Tag: covid

Economy freezer

Denmark is putting the economy into the freezer for 3 months. the government is paying companies for employees who are going home and not working. These workers are being paid a wage to do nothing. The government is saying: Lots of people are suddenly in danger of being fired. But if we have firing rounds, it will be very difficult to adapt later.

Titrating Quarantine

Last week I predicted that this might look like titrating quarantine levels – locking everything down, then trying to unlock it just enough to use available medical capacity, then locking things down more again if it looked like the number of cases was starting to get out of hand. This would eventually develop herd immunity without overwhelming the medical system. A paper argued for alternating periods of higher and lower quarantine levels based on how the medical system was doing:

A seesaw pattern of quarantine might work

Taiwan & COVID-19

Most important was Taiwan’s experience battling the SARS outbreak in 2003, followed by the swine flu in 2009. In the middle of the worst of the outbreak in 2003, the current vice president, Chen Chien-jen, was appointed minister of health and won widespread praise for taking quick and decisive action. The threat of SARS put Taiwan on high alert for future outbreaks, while the past record of success at meeting such challenges seems to have encouraged the public to accept socially intrusive technological interventions. The government’s special powers to integrate data and track people were only allowed during a crisis.

US COVID-19 failures

The failures are fractal, hence I’ll collect different takes from different perspectives.

The United States, long accustomed to thinking of itself as the best, most efficient, and most technologically advanced society in the world, is about to be proved an unclothed emperor.

the pandemic outed 100Ms as dumb fucks, not really news, but still depressing.

the United States underperformed across the board, and its errors compounded. The dearth of tests allowed unconfirmed cases to create still more cases, which flooded the hospitals, which ran out of masks, which are necessary to limit the virus’s spread. Twitter amplified Trump’s misleading messages, which raised fear and anxiety among people, which led them to spend more time scouring for information on Twitter. Even seasoned health experts underestimated these compounded risks.

Also, this analysis is far too kind on the establishment: so many institutional failures and inertia at the CDC and FDA that have nothing to do with this narrative.
The following piece argued that all the pandemic planning was a waste of time.

The failure of the United States government to respond to the coronavirus was not a failure of foresight. It was a failure to create a coherent strategy and to provide clear lines of authority to implement it. To prepare for the next pandemic, we need to end our current proliferation of planning mandates and overlapping agency authorities (such as that of the Assistant Secretary for Response and Preparedness), strengthen the pandemic response ability of one agency (preferably the Centers for Disease Control and Prevention), and reform our current National Emergency Act to allow clear delegation of emergency power. Only by examining our current failures and rectifying them, most importantly, by combining authority, responsibility, and accountability in the right hands, can we make sure that our next Pandemic Preparedness Act is not an embarrassment to its name.

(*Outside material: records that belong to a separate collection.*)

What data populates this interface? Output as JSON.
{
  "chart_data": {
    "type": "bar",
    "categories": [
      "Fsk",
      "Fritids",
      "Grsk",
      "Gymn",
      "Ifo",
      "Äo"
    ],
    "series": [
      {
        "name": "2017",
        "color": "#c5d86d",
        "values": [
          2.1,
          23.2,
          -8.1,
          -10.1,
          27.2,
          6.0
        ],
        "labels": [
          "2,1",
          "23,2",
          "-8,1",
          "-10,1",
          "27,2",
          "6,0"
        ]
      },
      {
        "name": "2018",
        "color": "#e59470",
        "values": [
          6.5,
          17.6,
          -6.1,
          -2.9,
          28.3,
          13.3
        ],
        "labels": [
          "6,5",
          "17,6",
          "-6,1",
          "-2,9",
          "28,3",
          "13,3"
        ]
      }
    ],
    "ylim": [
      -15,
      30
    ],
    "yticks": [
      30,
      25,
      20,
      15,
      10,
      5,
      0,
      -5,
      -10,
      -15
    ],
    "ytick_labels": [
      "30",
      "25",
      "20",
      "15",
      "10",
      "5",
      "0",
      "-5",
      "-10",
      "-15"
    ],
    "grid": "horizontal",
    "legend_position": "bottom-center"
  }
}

We also lost a lot of process knowledge to be able to pivot quickly:

US factories are as productive as ever but they’ve lost the process knowledge needed to retool quickly in a crisis.

COVID-19 crisis reveals paralytic nature of America’s regulatory order:

We need an immediate intervention to break America free from its bureaucratic addiction.

States can’t even redirect 0.3% of their budget:

States and local public health officials have warned for months that they would need more than $8B in additional funding to stand up the infrastructure needed to administer vaccines. Total state and local spending is about $3.7 trillion, $2.3 trillion from the states alone. $8B is how much of that? Our states cannot come up with 0.3% of their budgets to meet the greatest emergency in our lifetimes?

Meanwhile, alcohol producer can’t make sanitizer:

Worse yet, the FDA reversed course, announcing additional restrictions that effectively prevent any sales, even though ethanol companies had already produced and shipped millions of liters of high-grade alcohol for hand sanitizer.

here’s how things went with contact tracing:

But the effort was frustrated as the CDC’s decades-old notification system delivered information collected at the airports that was riddled with duplicative records, bad phone numbers and incomplete addresses. For weeks, officials tried to track passengers using lists sent by the CDC, scouring information about each flight in separate spreadsheets. “It was insane”

Valve lawsuit

Volunteers 3D-Print unobtainable valve and get sued

And if you’re wondering why the original manufacturer would risk what is bound to be awful publicity for its actions, over something that only costs 1 euro to make, a detail in the Business Insider Italia article provides an explanation: the official list price for a single valve is $11K.